There is no data just to pull Consume Queue, there is only a reference to Commit Log, so pull Commit Log again.

Commit Log will read it randomly.

But there is only one Commit Log in the whole RMQ, although it is read randomly, it is read in an orderly manner as a whole. As long as the whole area is still within the range of Page Cache, Page Cache can be fully utilized.

Looking at the network and disk on a real MQ, even if the message side has been reading messages from the MQ, it is almost impossible to see the process pulling data from the disk, and the data is sent directly from the Page Cache to the Consumer via Socket.

Contrast Kafka

At the beginning of the article, it is said that RMQ borrows the idea of Kafka, but also breaks the design of Kafka in the underlying storage.

There is only one file about message storage in Kafka, called Partition (regardless of refinement Segment), which fulfills the common responsibility of Commit Log and Consume Queue in RMQ, that is, it splits storage logically to improve consumption parallelism, and stores the real message content internally.

This looks perfect, no matter for Producer or Consumer, a single Partition file is sequential IO in normal sending and consumption logic, making full use of the huge performance improvement brought by Page Cache, but in case there are a lot of Topic, each Topic is divided into N Partition, then for OS, the sequential read and write of so many files becomes random read and write when concurrently.

At this time, I do not know why, I suddenly thought of the game "hit the gopher". For each hole, the gophers I play are always in order, but if there are 10000 holes, you are the only one to play, and countless gophers come and go in and out of each hole at random, and the students make up the scene.

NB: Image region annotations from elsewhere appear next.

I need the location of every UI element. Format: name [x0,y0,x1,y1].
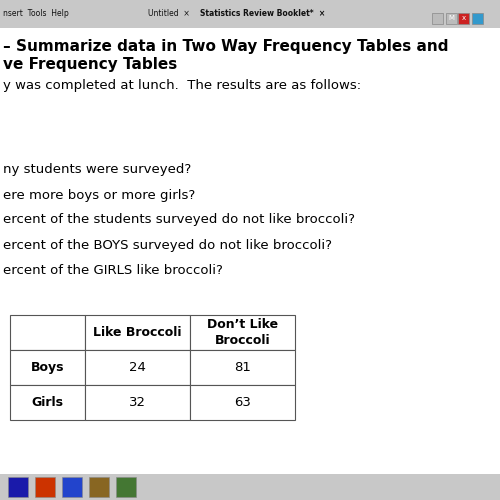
Bar [62,477,82,497]
Bar [10,350,85,385]
Bar [432,13,443,24]
Text: Statistics Review Booklet*  ×: Statistics Review Booklet* × [200,10,325,18]
Text: 63: 63 [234,396,251,409]
Text: Don’t Like
Broccoli: Don’t Like Broccoli [207,318,278,347]
Bar [0,474,500,500]
Text: nsert  Tools  Help: nsert Tools Help [3,10,69,18]
Bar [446,13,457,24]
Text: 81: 81 [234,361,251,374]
Text: ve Frequency Tables: ve Frequency Tables [3,56,177,72]
Text: Untitled  ×: Untitled × [148,10,190,18]
Bar [190,350,295,385]
Bar [190,315,295,350]
Text: 24: 24 [129,361,146,374]
Text: Like Broccoli: Like Broccoli [93,326,182,339]
Text: ercent of the BOYS surveyed do not like broccoli?: ercent of the BOYS surveyed do not like … [3,238,332,252]
Text: ere more boys or more girls?: ere more boys or more girls? [3,188,195,202]
Bar [89,477,109,497]
Text: ercent of the students surveyed do not like broccoli?: ercent of the students surveyed do not l… [3,214,355,226]
Bar [10,385,85,420]
Text: ny students were surveyed?: ny students were surveyed? [3,164,191,176]
Bar [458,13,469,24]
Bar [116,477,136,497]
Text: ercent of the GIRLS like broccoli?: ercent of the GIRLS like broccoli? [3,264,223,276]
Bar [8,477,28,497]
Bar [85,350,190,385]
Text: Boys: Boys [31,361,64,374]
Bar [10,315,85,350]
Bar [190,385,295,420]
Text: y was completed at lunch.  The results are as follows:: y was completed at lunch. The results ar… [3,80,361,92]
Bar [85,385,190,420]
Bar [35,477,55,497]
Bar [85,315,190,350]
Text: M: M [448,16,454,22]
Text: x: x [462,16,466,22]
Bar [472,13,483,24]
Text: Girls: Girls [32,396,64,409]
Bar [0,0,500,28]
Text: 32: 32 [129,396,146,409]
Text: – Summarize data in Two Way Frequency Tables and: – Summarize data in Two Way Frequency Ta… [3,38,448,54]
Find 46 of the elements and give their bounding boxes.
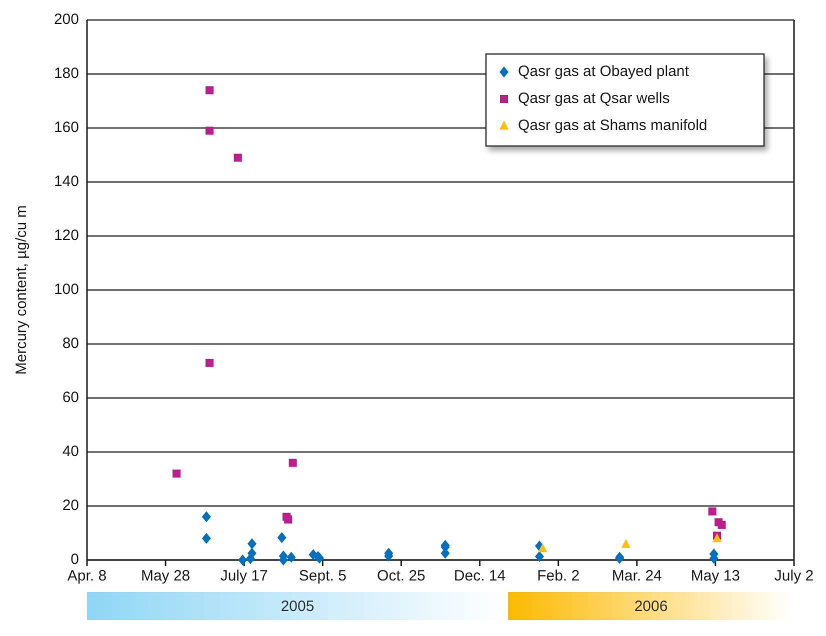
y-tick-label: 180	[54, 64, 79, 82]
legend-label: Qasr gas at Qsar wells	[518, 90, 670, 107]
point	[284, 516, 292, 524]
point	[206, 86, 214, 94]
point	[708, 507, 716, 516]
y-tick-label: 0	[70, 550, 79, 568]
point	[247, 538, 256, 550]
point	[206, 358, 214, 367]
legend-label: Qasr gas at Shams manifold	[518, 116, 708, 134]
y-axis-title: Mercury content, µg/cu m	[12, 205, 30, 375]
point	[286, 552, 296, 563]
point	[534, 550, 544, 562]
x-tick-label: May 13	[690, 567, 740, 584]
x-tick-label: Sept. 5	[298, 567, 346, 584]
point	[234, 154, 242, 162]
x-tick-label: July 2	[774, 567, 814, 584]
point	[238, 554, 248, 566]
text: 2005	[280, 598, 314, 615]
point	[202, 511, 211, 522]
x-tick-label: Apr. 8	[67, 567, 107, 584]
x-tick-label: May 28	[140, 567, 190, 584]
y-tick-label: 40	[62, 442, 79, 460]
legend-label: Qasr gas at Obayed plant	[518, 62, 690, 80]
x-tick-label: July 17	[220, 567, 268, 584]
point	[288, 458, 297, 467]
y-tick-label: 20	[62, 496, 79, 514]
x-tick-label: Oct. 25	[377, 567, 426, 584]
point	[718, 520, 726, 529]
text: 2006	[634, 598, 668, 615]
x-tick-label: Dec. 14	[454, 567, 506, 584]
y-tick-label: 160	[54, 118, 79, 136]
point	[538, 543, 548, 552]
point	[277, 532, 286, 544]
x-tick-label: Mar. 24	[612, 567, 662, 584]
point	[621, 538, 630, 548]
point	[712, 533, 722, 542]
point	[172, 470, 181, 478]
y-tick-label: 120	[54, 226, 79, 244]
y-tick-label: 200	[54, 10, 79, 28]
x-tick-label: Feb. 2	[537, 567, 580, 584]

Of course, students with good ideas immediately found that RMQ Consume Queue is not similar to Kafka in the case of a very large queue, although each file is a sequential IO, but the whole is a random IO. Don't forget that the Consume Queue of RMQ does not store the contents of messages, and any message takes up only 20 Byte, so files can be controlled very small, and most of the access is Page Cache access, not disk access. Formal deployment can also place Commit Log and Consume Queue on different physical SSD, avoiding IO competition for multiple types of files.

Said it was in the back.

For more wonderful articles, please follow my official Wechat account: Eric's technology.

Welcome to subscribe "Shulou Technology Information " to get latest news, interesting things and hot topics in the IT industry, and controls the hottest and latest Internet news, technology news and IT industry trends.

*The comments in the above article only represent the author's personal views and do not represent the views and positions of this website. If you have more insights, please feel free to contribute and share.